Fireworks are not the same on television, but the advantage of watching them there was that we could switch from the pretty good DC show to the absolutely spectacular New York show just by turning from PBS to NBC -- this is a time when my father's plasma screen, great stereo and HDTV really made a difference. So we watched fireworks together, just not live ones! I wish I had been feeling more patriotic...every time I started to, they cut to a shot of the White House and there went that. The DC show had some good music from the National Symphony (though I could have done without the big Gloria Estefan celebration, but hey, Jimmy Smits -- hopefully our next president, at least on television, introduced her). The New York show felt more all-American for all its not trying so hard and despite the presence of Donald Trump.
Tomorrow
A tree down in the road on the way back from Madison Falls (it wasn't there when we arrived at the visitor's center). Five vehicles stopped and people got out to push but we were all stuck until a camper came along with an axe.
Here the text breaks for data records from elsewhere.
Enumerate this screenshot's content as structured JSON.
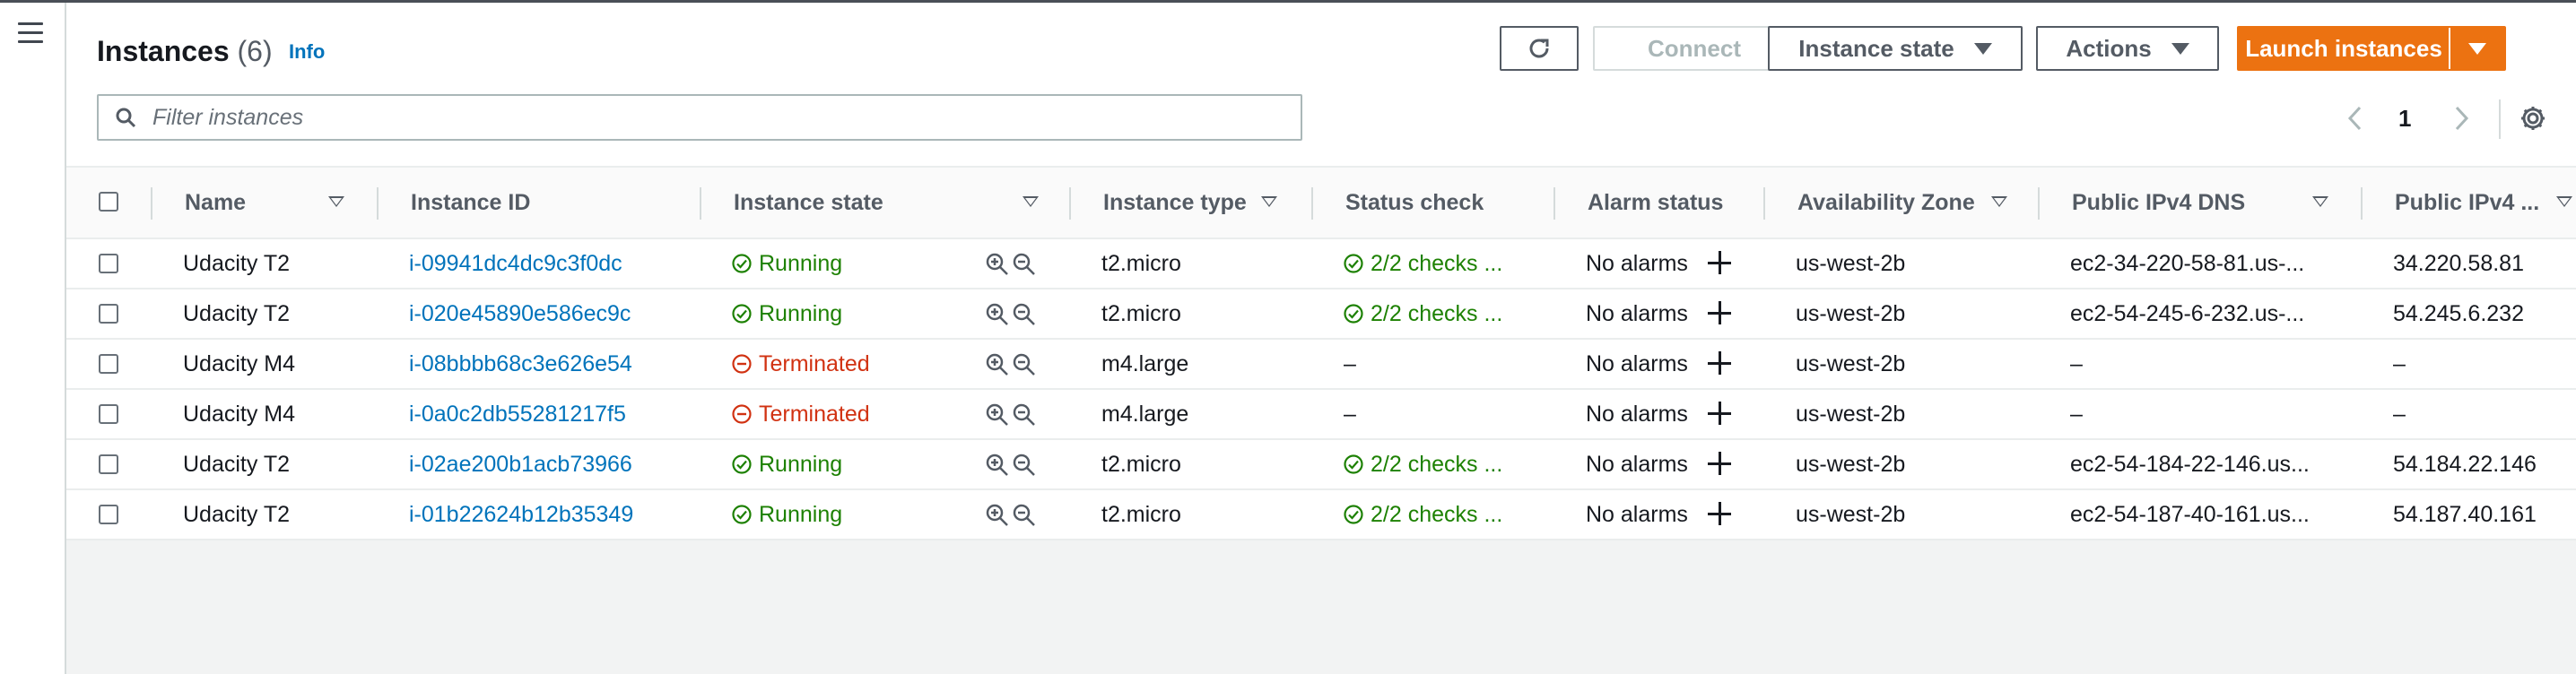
{
  "header": {
    "title": "Instances",
    "count": "(6)",
    "info": "Info"
  },
  "toolbar": {
    "refresh_icon": "refresh-icon",
    "connect": "Connect",
    "instance_state": "Instance state",
    "actions": "Actions",
    "launch": "Launch instances"
  },
  "search": {
    "placeholder": "Filter instances"
  },
  "pagination": {
    "page": "1"
  },
  "columns": {
    "name": "Name",
    "instance_id": "Instance ID",
    "instance_state": "Instance state",
    "instance_type": "Instance type",
    "status_check": "Status check",
    "alarm_status": "Alarm status",
    "availability_zone": "Availability Zone",
    "public_dns": "Public IPv4 DNS",
    "public_ip": "Public IPv4 ..."
  },
  "rows": [
    {
      "name": "Udacity T2",
      "id": "i-09941dc4dc9c3f0dc",
      "state": "Running",
      "type": "t2.micro",
      "status": "2/2 checks ...",
      "alarm": "No alarms",
      "az": "us-west-2b",
      "dns": "ec2-34-220-58-81.us-...",
      "ip": "34.220.58.81"
    },
    {
      "name": "Udacity T2",
      "id": "i-020e45890e586ec9c",
      "state": "Running",
      "type": "t2.micro",
      "status": "2/2 checks ...",
      "alarm": "No alarms",
      "az": "us-west-2b",
      "dns": "ec2-54-245-6-232.us-...",
      "ip": "54.245.6.232"
    },
    {
      "name": "Udacity M4",
      "id": "i-08bbbb68c3e626e54",
      "state": "Terminated",
      "type": "m4.large",
      "status": "–",
      "alarm": "No alarms",
      "az": "us-west-2b",
      "dns": "–",
      "ip": "–"
    },
    {
      "name": "Udacity M4",
      "id": "i-0a0c2db55281217f5",
      "state": "Terminated",
      "type": "m4.large",
      "status": "–",
      "alarm": "No alarms",
      "az": "us-west-2b",
      "dns": "–",
      "ip": "–"
    },
    {
      "name": "Udacity T2",
      "id": "i-02ae200b1acb73966",
      "state": "Running",
      "type": "t2.micro",
      "status": "2/2 checks ...",
      "alarm": "No alarms",
      "az": "us-west-2b",
      "dns": "ec2-54-184-22-146.us...",
      "ip": "54.184.22.146"
    },
    {
      "name": "Udacity T2",
      "id": "i-01b22624b12b35349",
      "state": "Running",
      "type": "t2.micro",
      "status": "2/2 checks ...",
      "alarm": "No alarms",
      "az": "us-west-2b",
      "dns": "ec2-54-187-40-161.us...",
      "ip": "54.187.40.161"
    }
  ],
  "colors": {
    "accent": "#ec7211",
    "link": "#0073bb",
    "running": "#1d8102",
    "terminated": "#d13212"
  }
}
Along Hurricane Ridge, the road kept disappearing into the clouds. Younger son was very nervous driving without being able to see in front of us, was convinced that we were going to fall off the mountain and begged us to go down.
Little birds and mice thought nothing of running under moving vehicles and, in the case of the former, flying into them -- twice our hood was hit by a diving swallow.
Also, the rivers had very little respect for the creations of man. In several places the roads were reduced to one lane because the other lane had been eroded away and fallen into the river.
And, of course, when one visits a peninsula crossed in so many places by water, one must cross the water on bridges or ferries in several spots. Here a drawbridge stops cars at the Hoquiam River to let a boat through.
Even stuck in airports there are some consolations. In Denver it was the view, and in Chicago and Seattle there were these internet kiosks promising "peace, quiet and a T-1 line." One wonders exactly what the Laptop Lane people expect people to be doing with their laptops that requires such privacy. *g* In the Denver airport the kiosks were right out in the open...and considerably cheaper to use!